I soldati dell'Armata Rossa vennero ad aiutarci quando io li richiamai a gran voce verso di noi; avevo paura di alzarmi e lasciare Misha da solo, perché nonostante sarei tornato da lui, quel gesto era troppo simile a un abbandono, un addio. Era come dimostrare inconsapevolmente ai soldati che io fossi ancora vivo e il mio compagno no.

Quindi lasciai che un gruppetto si avvicinasse a noi, imbracciando le armi.

"Siamo della Resistenza," dissi in tedesco, ma com'era prevedibile nessuno mi capì. Ripetei la stessa frase in ungherese, e fortunatamente un paio di loro annuirono e si chinarono a controllarci. Mi fecero rialzare, appoggiandomi poi una giacca sulle spalle, e guardarono Misha scuotendo la testa.

"È vivo," spiegai, frenetico e terrorizzato, ormai quasi in stato di shock, accompagnando il tutto con ampi gesti per farmi capire. "Vi prego, aiutatelo.
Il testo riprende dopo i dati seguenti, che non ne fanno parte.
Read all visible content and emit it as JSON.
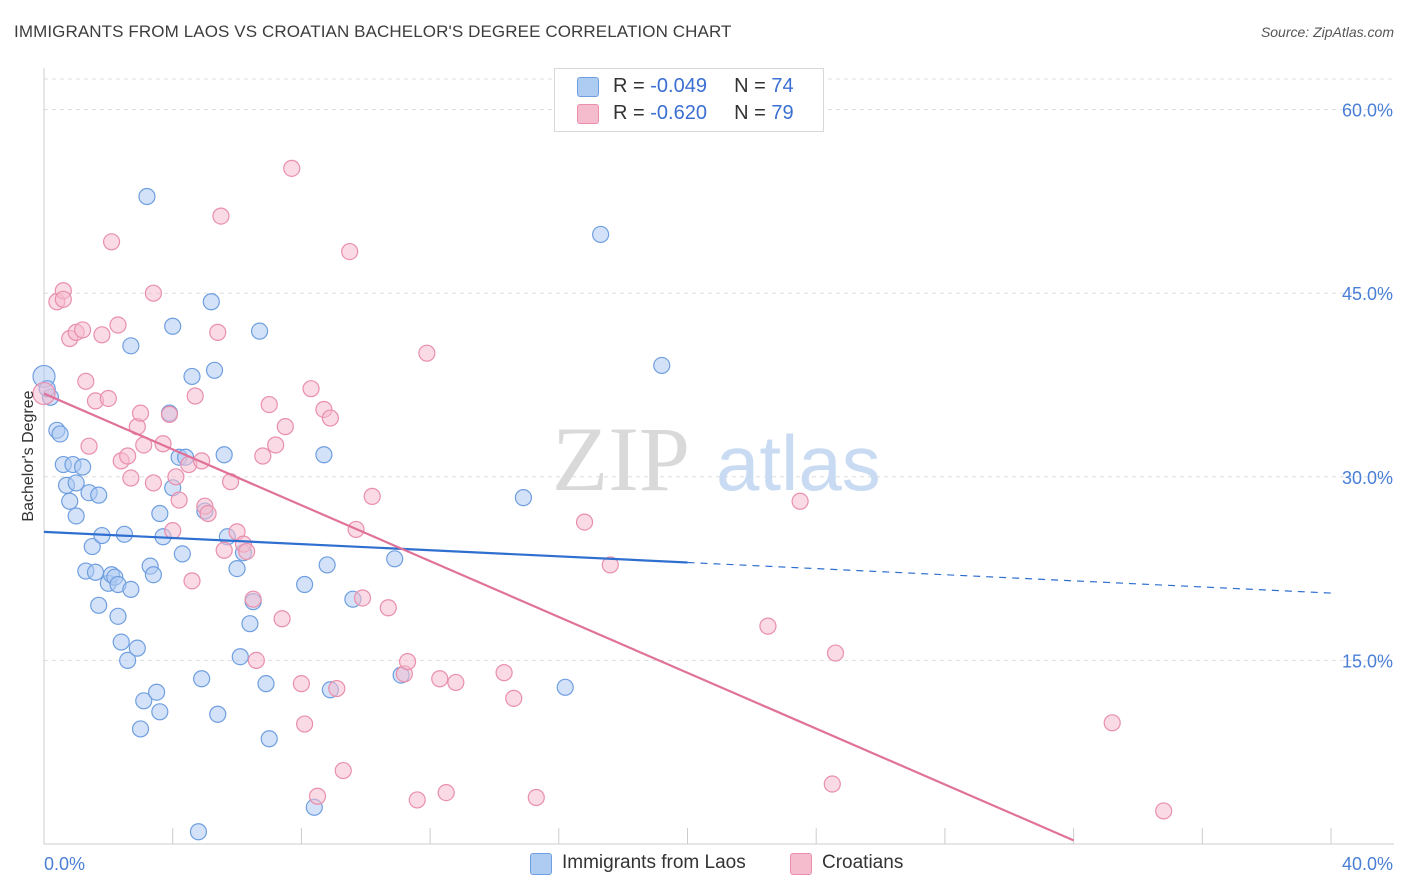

È ancora vivo."

I soldati parlottarono tra loro in russo, e poi mandarono a chiamare un paio di uomini vestiti in modo diverso da loro: dovevano essere i dottori che avevano portato con loro dal proprio campo base, infatti trasportavano un paio di barelle e delle borse. Presero Misha con loro, conducendolo nello stesso furgone dove stavano portando tutti i feriti. Io feci per seguirlo, ma uno dei nostri salvatori mi fermò.

"Dove lo portate?" chiesi con un filo di voce, mentre una sensazione terribile mi stringeva il petto. Non potevano separarci così, come avrei fatto a continuare a vivere senza sapere se Misha fosse salvo o meno?

Lo osservai mentre si allontanava sempre più dalla mia vista e di nuovo sentii le lacrime affiorare, ma questa volta riuscii a trattenermi.

"Ospedale," rispose semplicemente uno dei soldati, portando le mani sulle sue spalle in modo tale da guidarmi in mezzo al gruppo di civili e soldati sopravvissuti. "Tu stai bene, ti portiamo al sicuro."

Restai un paio di settimane sotto la protezione dell'Armata Rossa, insieme a qualche altra decina di sopravvissuti, civili e non. Non so cosa stavamo aspettando con esattezza, ma eravamo tutti troppo scossi e spaventati per lamentarci di un'attesa che non sapevamo nemmeno a cosa avrebbe condotto.

Non riuscii a trovare nessuno che parlasse la mia lingua, riuscii a intercettare solo qualche stralcio di frasi in tedesco, che non fecero altro che confondermi ancora di più.

Mi aggiravano per il capanno in cui ci avevano condotti qualche giorno prima come un fantasma, limitandomi a bere quando ci portavano da mangiare, preferendo dare via la mia razione - che sentivo di non meritare - ai pochi bambini che correvano per l'unica enorme stanza in cui ci trovavamo tutti.